We recently worked with a client who provides diversified engineering services. While the group comprised a relatively young population, healthcare costs had been steadily rising the last three years, and they could not pinpoint the cost drivers contributing to these increases to even begin understanding what to do to curb those increases. The client was not clear which of the specific common factors (overuse of ER, declining population health, unmanaged chronic conditions, high pharmacy spend) was the prime factor in order to focus resources.
Processing the client’s claims data through z5, we discovered a consistent prevalence of 5 chronic diseases that were much higher than the national benchmarks – hyperlipidemia, hypertension, diabetes, chronic pain and blood disorders. Commensurately, in terms of population risk, the high-risk cohort was more than twice what we expect in a similar group. Our analysis also showed that preventive office visits much lower than average for this group.

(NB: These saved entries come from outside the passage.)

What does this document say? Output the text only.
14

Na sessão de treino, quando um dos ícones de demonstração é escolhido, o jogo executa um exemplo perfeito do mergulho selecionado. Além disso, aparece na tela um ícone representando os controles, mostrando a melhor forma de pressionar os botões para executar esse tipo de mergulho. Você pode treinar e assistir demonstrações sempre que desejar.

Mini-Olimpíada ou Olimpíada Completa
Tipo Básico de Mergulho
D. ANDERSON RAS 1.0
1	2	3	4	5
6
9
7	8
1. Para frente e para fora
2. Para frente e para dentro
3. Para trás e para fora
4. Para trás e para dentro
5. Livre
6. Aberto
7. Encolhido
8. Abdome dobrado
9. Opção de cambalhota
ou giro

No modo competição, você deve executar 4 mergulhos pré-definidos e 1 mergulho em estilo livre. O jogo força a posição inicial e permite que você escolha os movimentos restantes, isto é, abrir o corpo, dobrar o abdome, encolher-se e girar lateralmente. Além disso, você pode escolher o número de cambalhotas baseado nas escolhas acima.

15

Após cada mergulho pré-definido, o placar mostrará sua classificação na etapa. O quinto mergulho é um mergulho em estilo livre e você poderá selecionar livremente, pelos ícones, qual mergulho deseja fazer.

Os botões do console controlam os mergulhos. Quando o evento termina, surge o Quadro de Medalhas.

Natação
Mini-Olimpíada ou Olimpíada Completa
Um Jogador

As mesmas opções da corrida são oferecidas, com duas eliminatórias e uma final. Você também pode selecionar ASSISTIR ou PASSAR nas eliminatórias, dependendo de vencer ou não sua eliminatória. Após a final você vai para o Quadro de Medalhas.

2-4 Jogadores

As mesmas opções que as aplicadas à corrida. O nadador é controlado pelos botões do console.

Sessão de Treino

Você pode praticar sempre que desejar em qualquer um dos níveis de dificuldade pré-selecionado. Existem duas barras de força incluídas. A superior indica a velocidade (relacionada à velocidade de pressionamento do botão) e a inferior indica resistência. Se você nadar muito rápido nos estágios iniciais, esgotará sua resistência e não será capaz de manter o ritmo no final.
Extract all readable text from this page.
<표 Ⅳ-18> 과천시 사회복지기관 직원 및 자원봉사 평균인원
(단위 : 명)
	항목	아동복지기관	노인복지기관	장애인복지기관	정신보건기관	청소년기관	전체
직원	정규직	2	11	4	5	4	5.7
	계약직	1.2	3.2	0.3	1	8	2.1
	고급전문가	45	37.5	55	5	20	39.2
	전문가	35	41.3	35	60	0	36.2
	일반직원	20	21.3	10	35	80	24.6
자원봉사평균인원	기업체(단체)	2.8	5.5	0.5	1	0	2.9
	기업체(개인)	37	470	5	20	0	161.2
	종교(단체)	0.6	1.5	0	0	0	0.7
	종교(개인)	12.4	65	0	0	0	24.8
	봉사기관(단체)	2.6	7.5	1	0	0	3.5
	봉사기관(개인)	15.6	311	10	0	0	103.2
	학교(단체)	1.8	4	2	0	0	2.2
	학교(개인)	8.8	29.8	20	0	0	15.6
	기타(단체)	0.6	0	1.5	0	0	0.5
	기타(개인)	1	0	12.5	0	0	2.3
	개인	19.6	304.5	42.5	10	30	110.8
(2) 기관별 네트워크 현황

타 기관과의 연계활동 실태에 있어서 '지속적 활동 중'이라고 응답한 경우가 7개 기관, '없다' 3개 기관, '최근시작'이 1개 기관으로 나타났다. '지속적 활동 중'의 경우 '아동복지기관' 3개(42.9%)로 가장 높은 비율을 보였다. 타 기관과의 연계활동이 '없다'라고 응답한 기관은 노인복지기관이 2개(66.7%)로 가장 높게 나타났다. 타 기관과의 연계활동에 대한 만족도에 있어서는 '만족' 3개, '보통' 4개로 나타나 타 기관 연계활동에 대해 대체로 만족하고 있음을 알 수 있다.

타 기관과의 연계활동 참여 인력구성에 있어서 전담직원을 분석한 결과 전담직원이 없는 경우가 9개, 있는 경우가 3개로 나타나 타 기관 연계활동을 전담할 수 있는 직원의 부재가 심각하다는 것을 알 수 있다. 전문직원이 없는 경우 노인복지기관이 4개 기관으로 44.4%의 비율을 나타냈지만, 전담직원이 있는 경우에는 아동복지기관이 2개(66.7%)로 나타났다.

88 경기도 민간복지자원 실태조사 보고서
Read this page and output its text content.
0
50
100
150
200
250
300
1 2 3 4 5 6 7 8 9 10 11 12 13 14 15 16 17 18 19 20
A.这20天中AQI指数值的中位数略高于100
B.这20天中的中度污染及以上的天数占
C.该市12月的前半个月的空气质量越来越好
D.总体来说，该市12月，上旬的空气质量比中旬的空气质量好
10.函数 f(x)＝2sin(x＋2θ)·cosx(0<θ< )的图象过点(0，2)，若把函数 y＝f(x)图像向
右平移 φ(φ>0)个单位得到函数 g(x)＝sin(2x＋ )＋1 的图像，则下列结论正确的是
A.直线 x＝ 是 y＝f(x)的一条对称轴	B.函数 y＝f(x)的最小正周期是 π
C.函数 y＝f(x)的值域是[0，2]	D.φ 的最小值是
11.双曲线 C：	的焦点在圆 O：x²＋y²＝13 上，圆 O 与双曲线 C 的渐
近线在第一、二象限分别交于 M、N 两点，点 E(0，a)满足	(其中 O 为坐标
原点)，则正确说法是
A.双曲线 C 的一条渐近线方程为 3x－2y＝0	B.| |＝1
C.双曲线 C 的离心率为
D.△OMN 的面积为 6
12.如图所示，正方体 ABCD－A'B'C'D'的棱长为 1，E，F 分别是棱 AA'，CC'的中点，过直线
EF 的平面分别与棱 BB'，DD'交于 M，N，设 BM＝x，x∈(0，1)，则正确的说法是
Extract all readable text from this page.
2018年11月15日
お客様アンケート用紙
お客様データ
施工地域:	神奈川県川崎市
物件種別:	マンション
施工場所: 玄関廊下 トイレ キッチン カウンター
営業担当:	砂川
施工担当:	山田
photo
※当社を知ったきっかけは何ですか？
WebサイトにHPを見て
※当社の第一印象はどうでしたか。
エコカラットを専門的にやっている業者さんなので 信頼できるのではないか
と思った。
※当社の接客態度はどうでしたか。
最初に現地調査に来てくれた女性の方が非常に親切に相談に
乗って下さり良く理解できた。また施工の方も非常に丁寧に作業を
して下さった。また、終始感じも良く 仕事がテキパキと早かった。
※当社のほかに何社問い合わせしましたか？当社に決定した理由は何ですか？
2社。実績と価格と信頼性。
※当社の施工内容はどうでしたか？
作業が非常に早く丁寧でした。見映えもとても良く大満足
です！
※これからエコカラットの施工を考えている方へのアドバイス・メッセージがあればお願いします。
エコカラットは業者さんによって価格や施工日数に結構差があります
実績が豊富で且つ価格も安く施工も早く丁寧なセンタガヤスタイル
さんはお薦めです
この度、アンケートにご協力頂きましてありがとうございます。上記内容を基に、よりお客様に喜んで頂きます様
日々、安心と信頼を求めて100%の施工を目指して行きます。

A second finding was their pharmacy spending totaled 8% higher than it could have been, again based on benchmark comparisons. We saw too that average script costs were 10% higher than benchmarks.
The third and an intriguing find was that all the cases of ER overutilization were tied to members that had one or more of the 5 chronic conditions problem areas identified.
It was imperative to address the riskiest members first, and action was taken to accelerate coaching for the 155 members in emerging and intervenable high-risk categories. The coaches were given direction to pay particular attention to the 5 members exhibiting 6 (and more) ER visits.
One of the prime goals of the coaching intervention was to address the severe gaps in care (especially preventive services), for the hypertensives, diabetics, and those with blood disorders. The company also stepped incentives for biometric screening in order to filter pre-diabetic members with the goal of reaching them before they lapse into full condition.
The client has also implemented a more traditional disease management programs around diabetes and hyperlipidemia specifically.
For members that were at a normal risk level, the average amount paid per member was $1,381 and there were 1,824 members in this category. For members in the emerging and intervenable high-risk categories, the average cost per member was $5,135 and $5,643 respectively and there were 200 and 155 members in these categories. If we were to engage these members with the right interventions, we are looking at a potential saving of at least $590,000.